Facility design’s impact on nurse morale

Are poorly designed hospitals helping to contribute to nurse burnout and general job dissatisfaction? According to a new study out of the University of Melbourne in Australia, the answer is most certainly yes. Analyzing data from both existing studies and newly convened focus groups, the study found that the design of workplaces has a measurable impact on both attraction and retention. The most critical elements in designing any workplace for nurses are space (for storage, meals, etc.), proximity (walking distances to storage, care sites), and the quality of the indoor environment (noise, odor, temperature). "Our work shows that it is not just about pay. While that is important, the team environment, organizational culture and hospital design also influence a nurse's decision of where to work," researcher Lucio Naccarella told one news site.
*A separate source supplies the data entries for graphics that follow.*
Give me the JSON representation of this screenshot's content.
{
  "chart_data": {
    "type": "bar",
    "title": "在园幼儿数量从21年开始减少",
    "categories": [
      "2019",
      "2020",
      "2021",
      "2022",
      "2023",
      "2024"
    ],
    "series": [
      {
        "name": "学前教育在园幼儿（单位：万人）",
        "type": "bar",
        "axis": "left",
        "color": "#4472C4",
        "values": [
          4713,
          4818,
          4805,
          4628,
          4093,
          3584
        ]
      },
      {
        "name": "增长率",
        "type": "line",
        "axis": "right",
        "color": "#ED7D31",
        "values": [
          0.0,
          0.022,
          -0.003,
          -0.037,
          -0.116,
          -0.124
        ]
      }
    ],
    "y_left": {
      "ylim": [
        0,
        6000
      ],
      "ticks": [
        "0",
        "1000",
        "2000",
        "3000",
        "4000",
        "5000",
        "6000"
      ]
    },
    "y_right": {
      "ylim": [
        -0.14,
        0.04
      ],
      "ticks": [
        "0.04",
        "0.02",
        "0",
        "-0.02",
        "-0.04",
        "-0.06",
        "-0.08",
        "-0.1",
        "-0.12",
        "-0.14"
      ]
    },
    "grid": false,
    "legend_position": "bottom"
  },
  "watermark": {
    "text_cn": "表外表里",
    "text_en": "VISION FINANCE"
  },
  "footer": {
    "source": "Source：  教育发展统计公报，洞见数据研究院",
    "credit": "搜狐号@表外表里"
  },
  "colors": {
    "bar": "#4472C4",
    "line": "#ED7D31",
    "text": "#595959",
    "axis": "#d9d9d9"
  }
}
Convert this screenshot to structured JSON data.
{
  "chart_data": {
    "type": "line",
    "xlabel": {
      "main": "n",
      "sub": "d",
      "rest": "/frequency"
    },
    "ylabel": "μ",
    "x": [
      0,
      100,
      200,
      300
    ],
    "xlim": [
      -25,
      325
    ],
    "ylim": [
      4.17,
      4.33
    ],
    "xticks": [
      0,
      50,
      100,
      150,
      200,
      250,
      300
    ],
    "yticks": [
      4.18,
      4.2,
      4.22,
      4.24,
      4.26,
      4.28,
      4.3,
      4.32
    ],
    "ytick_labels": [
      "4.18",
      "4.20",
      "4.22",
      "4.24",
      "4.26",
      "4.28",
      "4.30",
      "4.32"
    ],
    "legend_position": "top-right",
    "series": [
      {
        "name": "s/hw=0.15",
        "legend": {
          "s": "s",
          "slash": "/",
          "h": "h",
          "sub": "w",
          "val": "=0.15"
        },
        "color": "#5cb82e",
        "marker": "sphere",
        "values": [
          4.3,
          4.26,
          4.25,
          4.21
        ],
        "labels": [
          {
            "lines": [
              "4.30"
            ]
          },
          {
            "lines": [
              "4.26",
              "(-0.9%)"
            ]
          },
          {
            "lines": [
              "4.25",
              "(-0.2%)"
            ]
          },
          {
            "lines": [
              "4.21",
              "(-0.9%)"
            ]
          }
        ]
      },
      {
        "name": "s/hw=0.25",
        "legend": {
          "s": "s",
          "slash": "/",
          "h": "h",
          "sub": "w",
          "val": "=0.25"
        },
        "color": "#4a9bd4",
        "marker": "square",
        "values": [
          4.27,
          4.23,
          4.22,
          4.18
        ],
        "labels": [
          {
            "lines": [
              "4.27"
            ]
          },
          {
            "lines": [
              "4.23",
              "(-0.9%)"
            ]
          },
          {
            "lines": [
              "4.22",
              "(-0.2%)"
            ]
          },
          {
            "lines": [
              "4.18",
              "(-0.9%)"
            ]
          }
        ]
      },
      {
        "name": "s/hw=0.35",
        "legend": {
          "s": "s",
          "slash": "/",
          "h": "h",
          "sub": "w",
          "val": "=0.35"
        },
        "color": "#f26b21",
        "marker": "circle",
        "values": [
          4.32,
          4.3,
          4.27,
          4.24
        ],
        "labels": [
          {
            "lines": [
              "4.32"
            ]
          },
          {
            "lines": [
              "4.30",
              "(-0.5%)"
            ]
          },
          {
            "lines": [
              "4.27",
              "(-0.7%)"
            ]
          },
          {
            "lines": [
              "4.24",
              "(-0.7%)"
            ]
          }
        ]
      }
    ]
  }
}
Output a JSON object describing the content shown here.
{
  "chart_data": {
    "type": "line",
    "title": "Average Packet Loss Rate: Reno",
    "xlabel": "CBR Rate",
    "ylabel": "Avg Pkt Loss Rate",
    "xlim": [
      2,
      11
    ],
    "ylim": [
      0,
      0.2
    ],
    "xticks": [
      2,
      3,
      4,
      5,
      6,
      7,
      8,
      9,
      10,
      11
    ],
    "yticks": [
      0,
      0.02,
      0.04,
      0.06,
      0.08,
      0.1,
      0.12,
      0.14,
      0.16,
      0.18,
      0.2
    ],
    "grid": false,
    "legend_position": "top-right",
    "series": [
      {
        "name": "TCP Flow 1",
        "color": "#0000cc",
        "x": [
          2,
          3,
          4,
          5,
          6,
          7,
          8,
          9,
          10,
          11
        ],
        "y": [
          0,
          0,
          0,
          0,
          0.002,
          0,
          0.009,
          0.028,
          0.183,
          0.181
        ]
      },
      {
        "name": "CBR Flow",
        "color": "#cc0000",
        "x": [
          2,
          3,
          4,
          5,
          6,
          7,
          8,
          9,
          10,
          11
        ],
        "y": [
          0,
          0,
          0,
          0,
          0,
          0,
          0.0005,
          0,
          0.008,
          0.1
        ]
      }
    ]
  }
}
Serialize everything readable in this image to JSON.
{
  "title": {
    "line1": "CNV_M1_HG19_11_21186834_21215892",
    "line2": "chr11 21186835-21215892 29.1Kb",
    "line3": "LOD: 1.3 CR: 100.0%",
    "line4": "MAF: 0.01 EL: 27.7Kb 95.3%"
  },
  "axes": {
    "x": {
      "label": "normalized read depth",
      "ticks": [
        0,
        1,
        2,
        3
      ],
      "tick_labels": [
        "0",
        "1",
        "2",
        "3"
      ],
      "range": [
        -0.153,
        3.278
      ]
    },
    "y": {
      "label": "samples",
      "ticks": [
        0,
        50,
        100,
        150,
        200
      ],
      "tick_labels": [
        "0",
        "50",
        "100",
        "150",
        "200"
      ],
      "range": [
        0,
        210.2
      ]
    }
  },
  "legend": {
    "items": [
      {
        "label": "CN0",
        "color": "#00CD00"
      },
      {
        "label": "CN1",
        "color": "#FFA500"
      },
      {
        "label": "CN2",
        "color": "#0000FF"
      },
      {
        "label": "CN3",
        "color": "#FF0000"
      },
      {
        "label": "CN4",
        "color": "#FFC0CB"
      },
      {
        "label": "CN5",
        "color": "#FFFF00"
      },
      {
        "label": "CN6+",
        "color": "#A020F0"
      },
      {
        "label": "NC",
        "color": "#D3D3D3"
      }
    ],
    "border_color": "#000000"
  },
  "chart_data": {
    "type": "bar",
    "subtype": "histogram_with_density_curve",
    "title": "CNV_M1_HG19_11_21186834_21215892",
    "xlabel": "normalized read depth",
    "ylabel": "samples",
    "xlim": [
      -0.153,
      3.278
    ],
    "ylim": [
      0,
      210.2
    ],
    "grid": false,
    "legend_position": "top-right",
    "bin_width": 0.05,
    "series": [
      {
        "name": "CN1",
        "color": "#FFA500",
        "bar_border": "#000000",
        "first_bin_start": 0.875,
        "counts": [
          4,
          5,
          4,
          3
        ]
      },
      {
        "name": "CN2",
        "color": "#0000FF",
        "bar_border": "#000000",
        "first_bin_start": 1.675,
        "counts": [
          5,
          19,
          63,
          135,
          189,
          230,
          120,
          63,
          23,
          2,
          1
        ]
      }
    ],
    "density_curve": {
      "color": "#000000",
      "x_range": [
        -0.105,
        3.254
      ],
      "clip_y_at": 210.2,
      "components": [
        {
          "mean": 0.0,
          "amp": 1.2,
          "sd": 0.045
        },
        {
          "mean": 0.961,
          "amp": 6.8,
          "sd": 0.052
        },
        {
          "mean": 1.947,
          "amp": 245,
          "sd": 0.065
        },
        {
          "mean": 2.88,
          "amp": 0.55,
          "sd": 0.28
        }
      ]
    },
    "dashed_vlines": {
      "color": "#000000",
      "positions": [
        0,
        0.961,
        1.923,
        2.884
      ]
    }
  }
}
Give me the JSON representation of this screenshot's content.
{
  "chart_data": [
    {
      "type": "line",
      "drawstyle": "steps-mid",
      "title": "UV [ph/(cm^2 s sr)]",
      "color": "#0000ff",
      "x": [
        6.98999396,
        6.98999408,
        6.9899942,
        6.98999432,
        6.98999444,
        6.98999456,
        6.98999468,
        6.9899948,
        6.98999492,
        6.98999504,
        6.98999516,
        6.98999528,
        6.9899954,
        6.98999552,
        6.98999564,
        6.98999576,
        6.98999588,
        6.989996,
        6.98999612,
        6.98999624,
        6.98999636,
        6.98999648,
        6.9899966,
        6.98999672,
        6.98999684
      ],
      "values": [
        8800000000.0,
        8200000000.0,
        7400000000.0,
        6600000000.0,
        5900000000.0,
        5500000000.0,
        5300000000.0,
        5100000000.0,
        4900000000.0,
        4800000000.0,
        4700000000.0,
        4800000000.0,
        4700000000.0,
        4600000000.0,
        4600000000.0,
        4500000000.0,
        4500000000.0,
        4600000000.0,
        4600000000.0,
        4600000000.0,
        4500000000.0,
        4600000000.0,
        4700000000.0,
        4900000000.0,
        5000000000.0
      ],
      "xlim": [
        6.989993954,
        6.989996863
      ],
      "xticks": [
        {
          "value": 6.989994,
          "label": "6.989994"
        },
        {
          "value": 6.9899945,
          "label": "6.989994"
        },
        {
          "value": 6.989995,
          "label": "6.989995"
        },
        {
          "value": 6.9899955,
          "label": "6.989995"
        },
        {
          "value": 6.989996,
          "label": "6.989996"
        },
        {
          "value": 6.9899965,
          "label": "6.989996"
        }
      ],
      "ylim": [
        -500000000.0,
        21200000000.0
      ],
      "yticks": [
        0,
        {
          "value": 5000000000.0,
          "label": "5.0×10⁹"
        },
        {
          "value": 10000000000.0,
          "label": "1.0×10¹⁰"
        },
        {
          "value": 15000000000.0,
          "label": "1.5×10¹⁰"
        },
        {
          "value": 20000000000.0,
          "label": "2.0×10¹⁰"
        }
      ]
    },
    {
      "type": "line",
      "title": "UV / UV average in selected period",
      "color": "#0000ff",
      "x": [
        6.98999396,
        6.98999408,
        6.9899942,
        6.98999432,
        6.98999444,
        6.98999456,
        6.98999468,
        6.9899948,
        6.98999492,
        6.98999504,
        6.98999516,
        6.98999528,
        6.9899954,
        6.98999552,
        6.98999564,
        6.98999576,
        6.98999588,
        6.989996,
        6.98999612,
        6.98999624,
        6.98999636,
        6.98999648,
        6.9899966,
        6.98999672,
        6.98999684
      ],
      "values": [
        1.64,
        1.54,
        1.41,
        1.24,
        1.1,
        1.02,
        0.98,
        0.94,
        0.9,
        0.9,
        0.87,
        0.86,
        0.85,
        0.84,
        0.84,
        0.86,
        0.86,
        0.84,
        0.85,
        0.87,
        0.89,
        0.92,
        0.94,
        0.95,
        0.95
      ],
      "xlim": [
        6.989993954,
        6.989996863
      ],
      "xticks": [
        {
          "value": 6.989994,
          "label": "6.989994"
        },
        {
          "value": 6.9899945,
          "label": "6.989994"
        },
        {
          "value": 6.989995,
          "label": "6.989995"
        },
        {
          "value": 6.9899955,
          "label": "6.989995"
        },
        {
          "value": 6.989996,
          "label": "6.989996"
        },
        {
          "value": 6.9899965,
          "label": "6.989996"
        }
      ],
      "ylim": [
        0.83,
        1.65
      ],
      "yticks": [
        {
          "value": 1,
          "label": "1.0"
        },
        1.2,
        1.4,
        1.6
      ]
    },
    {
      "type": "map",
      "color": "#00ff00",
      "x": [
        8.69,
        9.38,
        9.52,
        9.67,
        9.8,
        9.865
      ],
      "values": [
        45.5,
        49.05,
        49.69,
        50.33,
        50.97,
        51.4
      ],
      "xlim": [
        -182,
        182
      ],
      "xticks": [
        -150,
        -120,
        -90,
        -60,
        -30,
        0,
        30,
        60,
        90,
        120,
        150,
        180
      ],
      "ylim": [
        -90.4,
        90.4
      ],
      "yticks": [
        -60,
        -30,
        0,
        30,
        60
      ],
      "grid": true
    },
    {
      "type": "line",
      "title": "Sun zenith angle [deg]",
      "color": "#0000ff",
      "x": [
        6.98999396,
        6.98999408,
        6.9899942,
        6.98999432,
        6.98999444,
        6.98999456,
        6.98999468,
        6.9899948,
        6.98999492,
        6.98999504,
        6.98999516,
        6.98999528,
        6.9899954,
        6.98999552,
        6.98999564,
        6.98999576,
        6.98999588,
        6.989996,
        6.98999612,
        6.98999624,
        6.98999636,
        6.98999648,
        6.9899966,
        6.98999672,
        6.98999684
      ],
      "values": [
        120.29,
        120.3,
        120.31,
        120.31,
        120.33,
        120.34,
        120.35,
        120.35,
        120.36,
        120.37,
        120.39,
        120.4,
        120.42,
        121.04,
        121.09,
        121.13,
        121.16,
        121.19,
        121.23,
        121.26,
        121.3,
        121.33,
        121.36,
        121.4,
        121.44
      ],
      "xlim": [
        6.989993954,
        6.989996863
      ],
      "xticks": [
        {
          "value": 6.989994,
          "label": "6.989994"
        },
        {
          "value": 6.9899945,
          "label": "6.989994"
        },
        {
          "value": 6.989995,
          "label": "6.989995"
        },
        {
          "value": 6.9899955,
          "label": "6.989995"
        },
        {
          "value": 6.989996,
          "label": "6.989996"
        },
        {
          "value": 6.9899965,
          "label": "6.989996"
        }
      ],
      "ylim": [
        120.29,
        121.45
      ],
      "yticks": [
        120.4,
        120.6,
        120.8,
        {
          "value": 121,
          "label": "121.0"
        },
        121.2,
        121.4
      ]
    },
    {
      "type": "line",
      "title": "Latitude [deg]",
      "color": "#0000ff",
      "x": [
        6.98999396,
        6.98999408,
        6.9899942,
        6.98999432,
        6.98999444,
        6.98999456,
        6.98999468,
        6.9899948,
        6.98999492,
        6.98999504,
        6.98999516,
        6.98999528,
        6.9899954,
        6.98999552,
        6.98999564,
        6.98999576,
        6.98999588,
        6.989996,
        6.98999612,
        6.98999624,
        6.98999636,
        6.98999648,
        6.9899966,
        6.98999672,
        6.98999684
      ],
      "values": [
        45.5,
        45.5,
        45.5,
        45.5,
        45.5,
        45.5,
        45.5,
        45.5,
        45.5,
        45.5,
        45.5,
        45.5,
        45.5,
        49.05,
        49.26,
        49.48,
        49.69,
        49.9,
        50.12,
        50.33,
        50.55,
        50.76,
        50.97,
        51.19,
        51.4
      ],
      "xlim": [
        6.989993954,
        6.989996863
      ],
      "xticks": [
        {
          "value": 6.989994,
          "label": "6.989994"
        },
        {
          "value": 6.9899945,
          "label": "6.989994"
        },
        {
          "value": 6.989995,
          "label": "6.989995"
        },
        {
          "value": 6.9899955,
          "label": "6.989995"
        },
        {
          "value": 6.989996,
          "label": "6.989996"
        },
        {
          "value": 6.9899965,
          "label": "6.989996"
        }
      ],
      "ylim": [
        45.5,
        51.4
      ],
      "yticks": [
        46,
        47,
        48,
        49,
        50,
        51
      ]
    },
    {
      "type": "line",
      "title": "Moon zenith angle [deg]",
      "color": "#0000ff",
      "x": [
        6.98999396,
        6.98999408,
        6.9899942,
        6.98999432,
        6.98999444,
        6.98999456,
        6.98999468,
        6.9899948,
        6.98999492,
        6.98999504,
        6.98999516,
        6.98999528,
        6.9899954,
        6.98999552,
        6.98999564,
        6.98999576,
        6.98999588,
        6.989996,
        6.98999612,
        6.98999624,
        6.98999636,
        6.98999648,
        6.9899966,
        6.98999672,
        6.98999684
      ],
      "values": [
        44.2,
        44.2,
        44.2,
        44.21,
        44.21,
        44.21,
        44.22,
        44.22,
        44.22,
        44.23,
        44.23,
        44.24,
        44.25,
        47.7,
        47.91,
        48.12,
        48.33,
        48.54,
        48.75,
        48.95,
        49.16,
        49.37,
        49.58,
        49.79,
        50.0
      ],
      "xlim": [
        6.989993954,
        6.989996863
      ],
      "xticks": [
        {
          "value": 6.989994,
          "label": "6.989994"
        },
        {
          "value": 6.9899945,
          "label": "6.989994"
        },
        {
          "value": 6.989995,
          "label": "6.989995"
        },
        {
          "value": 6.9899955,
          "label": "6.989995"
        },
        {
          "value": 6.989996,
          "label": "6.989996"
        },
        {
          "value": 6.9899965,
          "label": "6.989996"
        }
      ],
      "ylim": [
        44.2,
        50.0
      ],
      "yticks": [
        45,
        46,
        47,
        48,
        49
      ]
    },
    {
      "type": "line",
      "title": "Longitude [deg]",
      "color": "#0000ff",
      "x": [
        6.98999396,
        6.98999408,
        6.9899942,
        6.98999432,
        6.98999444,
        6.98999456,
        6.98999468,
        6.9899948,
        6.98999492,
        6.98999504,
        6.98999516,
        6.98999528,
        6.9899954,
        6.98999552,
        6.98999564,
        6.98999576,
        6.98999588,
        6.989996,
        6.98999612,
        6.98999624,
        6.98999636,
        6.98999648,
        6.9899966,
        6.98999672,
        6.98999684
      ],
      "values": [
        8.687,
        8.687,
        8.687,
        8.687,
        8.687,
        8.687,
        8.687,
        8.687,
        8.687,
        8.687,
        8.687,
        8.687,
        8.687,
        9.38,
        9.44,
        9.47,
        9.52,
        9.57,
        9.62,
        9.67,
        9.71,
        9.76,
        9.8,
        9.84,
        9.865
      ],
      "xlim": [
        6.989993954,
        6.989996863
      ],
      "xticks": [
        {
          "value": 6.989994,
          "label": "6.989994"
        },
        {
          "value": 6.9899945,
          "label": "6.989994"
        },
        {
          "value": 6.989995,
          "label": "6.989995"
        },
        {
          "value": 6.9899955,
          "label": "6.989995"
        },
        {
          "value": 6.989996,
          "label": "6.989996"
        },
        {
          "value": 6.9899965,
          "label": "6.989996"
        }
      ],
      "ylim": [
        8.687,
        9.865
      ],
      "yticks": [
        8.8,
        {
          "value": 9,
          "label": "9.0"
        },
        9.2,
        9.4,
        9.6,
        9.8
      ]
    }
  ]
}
Nurse helps patient get through a 'ruff' situation

When Arlene Zinkle-Payne was hospitalized recently in Washington state, it left her beloved dog Fufu in the lurch. With no one to step in and care for the canine, animal control had to collect the pet and place her in a shelter. That’s where PeaceHealth United General Medical Center, Sedro-Woolley, Wash., nurse Crystal Espinoza, R.N., comes into the picture. Knowing how important Fufu was to her patient’s well being, Espinoza arranged to have the dog picked up and is now caring for the pooch at her own home until Zinkle-Payne recovers. “I see heroes and angels every day in nursing," Preet Singh, R.N., director of clinical services at PeaceHealth United General, said in a press release. "I am so proud of the care, love and trust that our patients and families receive every day — not just from Crystal, but from each and every one of the nurses who work at PeaceHealth."

The nurse’s critical role in relieving IT implementation headaches

Implementing a new health IT system can be a troubling and trying experience for hospitals. But nurses can play a key role in alleviating those headaches, writes Rebecca Freeman, R.N., chief nursing officer of the Office of the National Coordinator for Health Information Technology. Often, Freeman believes, the biggest challenges that arise from IT have nothing to do with technology and are rooted more in policies and processes. She believes that all types of nurses — not just those who are informatics pros — play a part in addressing those IT challenges, from bedside nurses to RN educators. They can do so through working in interdisciplinary teams to help shape workflows, training and implementation plans, Freeman writes.